In a traditional approach to Symbolic modeling, the coach may wait for the client to unconsciously provide the metaphor for the problem or desired state. Or we may begin the process by asking the question: “And (state) is like…what?” The same holds true for its use in DTI. The client may give you the model as a metaphor. For example, they could say something like, “I want to be confident like James Bond.” A statement like this is an excellent spring-board into an instant DTI. This is also a wonderful strategy as part of a long-term modeling project. If the client has the model in Mind, as in the example above, then you can begin immediately with the clean questions listed above.
The thing to keep in mind here is that the questions lead the client’s unconscious mind to build the landscape.

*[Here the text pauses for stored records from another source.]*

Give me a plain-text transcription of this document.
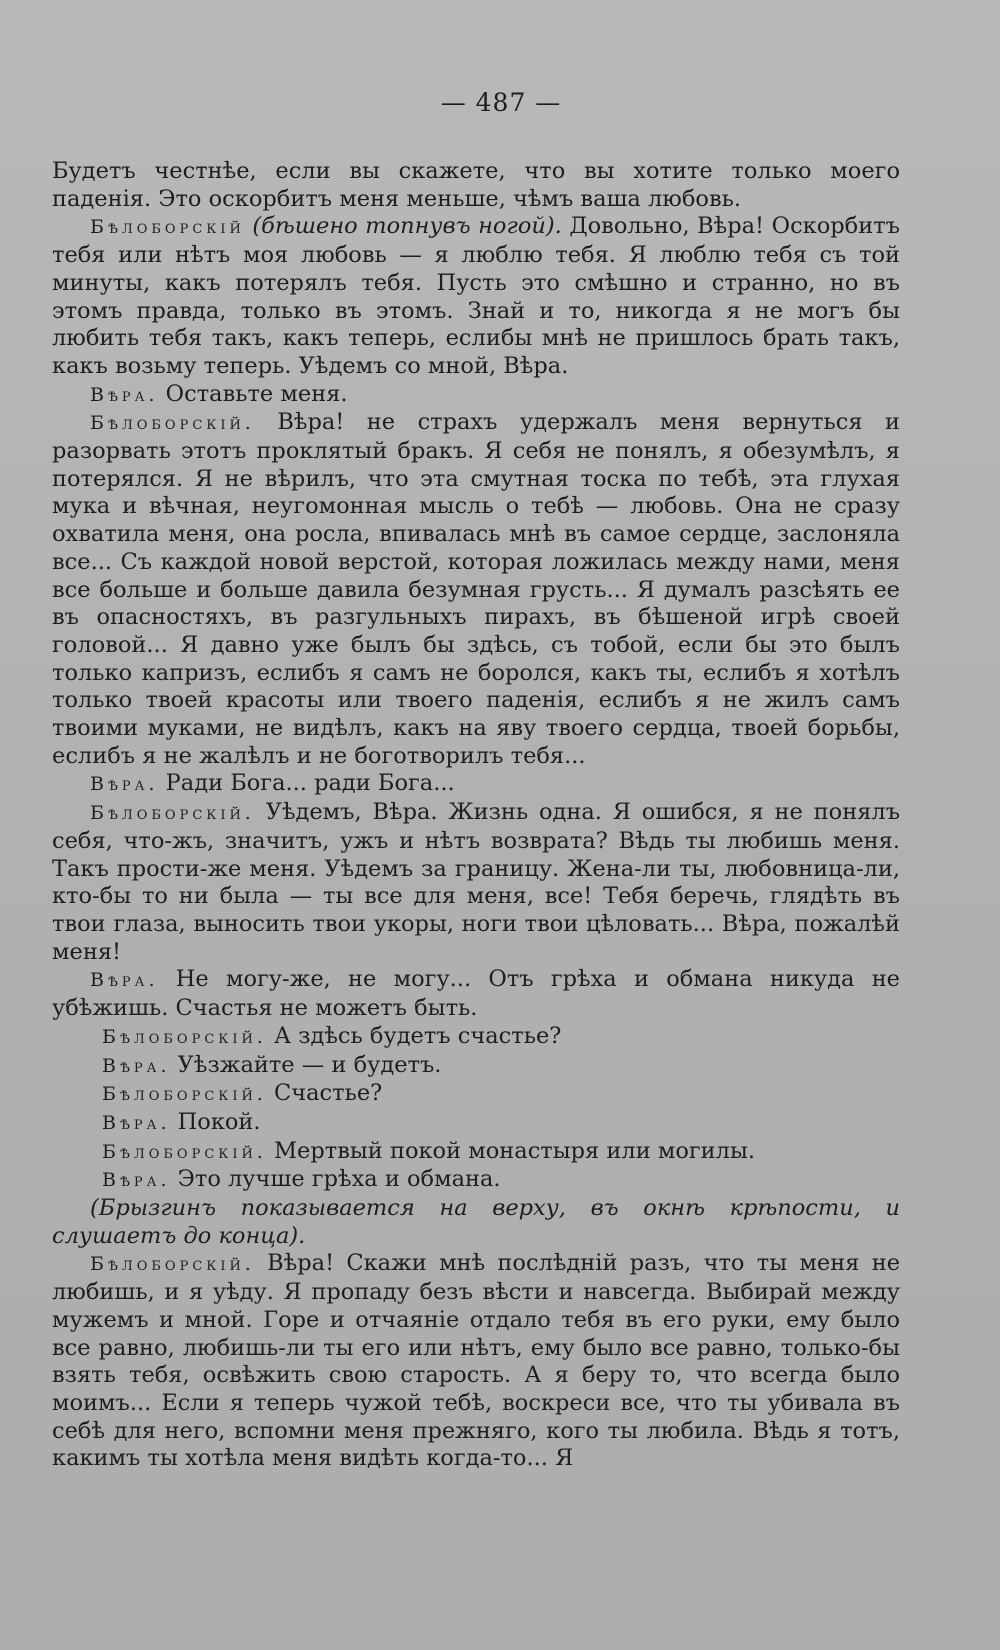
— 487 —

Будетъ честнѣе, если вы скажете, что вы хотите только моего паденія. Это оскорбитъ меня меньше, чѣмъ ваша любовь.

Бѣлоборскій (бѣшено топнувъ ногой). Довольно, Вѣра! Оскорбитъ тебя или нѣтъ моя любовь — я люблю тебя. Я люблю тебя съ той минуты, какъ потерялъ тебя. Пусть это смѣшно и странно, но въ этомъ правда, только въ этомъ. Знай и то, никогда я не могъ бы любить тебя такъ, какъ теперь, еслибы мнѣ не пришлось брать такъ, какъ возьму теперь. Уѣдемъ со мной, Вѣра.

Вѣра. Оставьте меня.

Бѣлоборскій. Вѣра! не страхъ удержалъ меня вернуться и разорвать этотъ проклятый бракъ. Я себя не понялъ, я обезумѣлъ, я потерялся. Я не вѣрилъ, что эта смутная тоска по тебѣ, эта глухая мука и вѣчная, неугомонная мысль о тебѣ — любовь. Она не сразу охватила меня, она росла, впивалась мнѣ въ самое сердце, заслоняла все... Съ каждой новой верстой, которая ложилась между нами, меня все больше и больше давила безумная грусть... Я думалъ разсѣять ее въ опасностяхъ, въ разгульныхъ пирахъ, въ бѣшеной игрѣ своей головой... Я давно уже былъ бы здѣсь, съ тобой, если бы это былъ только капризъ, еслибъ я самъ не боролся, какъ ты, еслибъ я хотѣлъ только твоей красоты или твоего паденія, еслибъ я не жилъ самъ твоими муками, не видѣлъ, какъ на яву твоего сердца, твоей борьбы, еслибъ я не жалѣлъ и не боготворилъ тебя...

Вѣра. Ради Бога... ради Бога...

Бѣлоборскій. Уѣдемъ, Вѣра. Жизнь одна. Я ошибся, я не понялъ себя, что-жъ, значитъ, ужъ и нѣтъ возврата? Вѣдь ты любишь меня. Такъ прости-же меня. Уѣдемъ за границу. Жена-ли ты, любовница-ли, кто-бы то ни была — ты все для меня, все! Тебя беречь, глядѣть въ твои глаза, выносить твои укоры, ноги твои цѣловать... Вѣра, пожалѣй меня!

Вѣра. Не могу-же, не могу... Отъ грѣха и обмана никуда не убѣжишь. Счастья не можетъ быть.

Бѣлоборскій. А здѣсь будетъ счастье?

Вѣра. Уѣзжайте — и будетъ.

Бѣлоборскій. Счастье?

Вѣра. Покой.

Бѣлоборскій. Мертвый покой монастыря или могилы.

Вѣра. Это лучше грѣха и обмана.

(Брызгинъ показывается на верху, въ окнѣ крѣпости, и слушаетъ до конца).

Бѣлоборскій. Вѣра! Скажи мнѣ послѣдній разъ, что ты меня не любишь, и я уѣду. Я пропаду безъ вѣсти и навсегда. Выбирай между мужемъ и мной. Горе и отчаяніе отдало тебя въ его руки, ему было все равно, любишь-ли ты его или нѣтъ, ему было все равно, только-бы взять тебя, освѣжить свою старость. А я беру то, что всегда было моимъ... Если я теперь чужой тебѣ, воскреси все, что ты убивала въ себѣ для него, вспомни меня прежняго, кого ты любила. Вѣдь я тотъ, какимъ ты хотѣла меня видѣть когда-то... Я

We are creating a neural network from the resource back to the issue.
As you will notice in the transcript above, the hypnotist continuously repeats back to the client the chain of symbols the client provides. This may sound odd, but it helps tremendously to stabilize the experience and keep it active in the resourceful neural network. In fact the number of repetitions actually used has been edited down for brevity. As you go through the process of DTI, remember to always repeat the client’s symbolic word-chain before each new question. As you do this the client
will associate more fully into the experience. It also makes it easier for you as the hypnotist to remember and track where the client is in the process.

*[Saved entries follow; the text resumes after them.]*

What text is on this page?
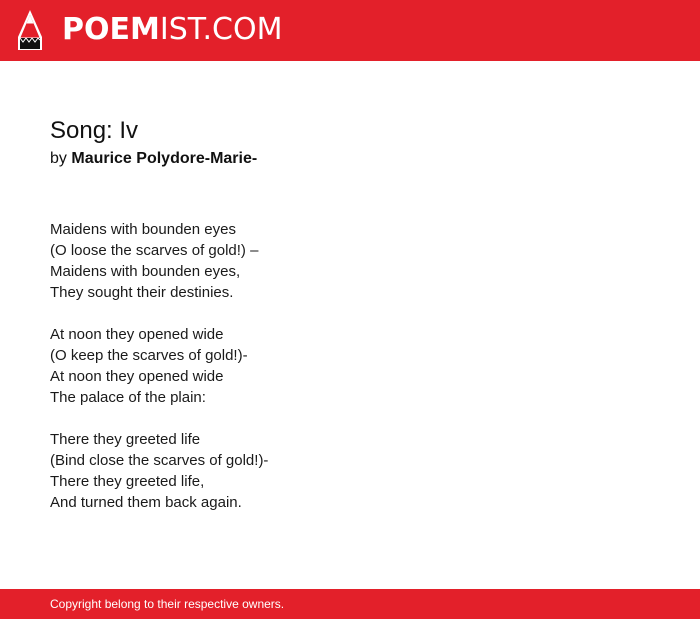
POEMIST.COM
Song: Iv
by Maurice Polydore-Marie-
Maidens with bounden eyes
(O loose the scarves of gold!) –
Maidens with bounden eyes,
They sought their destinies.
At noon they opened wide
(O keep the scarves of gold!)-
At noon they opened wide
The palace of the plain:
There they greeted life
(Bind close the scarves of gold!)-
There they greeted life,
And turned them back again.
Copyright belong to their respective owners.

Unlike most of the other DTI processes, Symbolic modeling DTI does not contain a step-by-step process. Instead it relies on your curiosity and intuition as a coach. Through the process you can continuously loop through the various questions to build the metaphoric landscape and help the modeler create new neural networks.
If you're using this as a therapeutic tool you'll begin with the resource and build the chain back to the problem state. If you're using this as a generative process, you can build the experience and then use the same questions to make links to specific contexts in which the modeler wants to be more like the model.
Conclusion
When we use Symbolic modeling in coaching sessions, whether it's for DTI or other purposes, we may not always go through the entire process. The clean questions themselves are useful tools in helping a client dissociate from problem states, and associate into resource states. Feel free to use these questions in any way if they can help the modeler associate more fully into the model. For some sessions this may mean that the entire session consists of this approach. Or it may be that at some time, while working with the modeler, these questions and the metaphoric approach became a valuable tool to quickly and easily anchor a state or experience.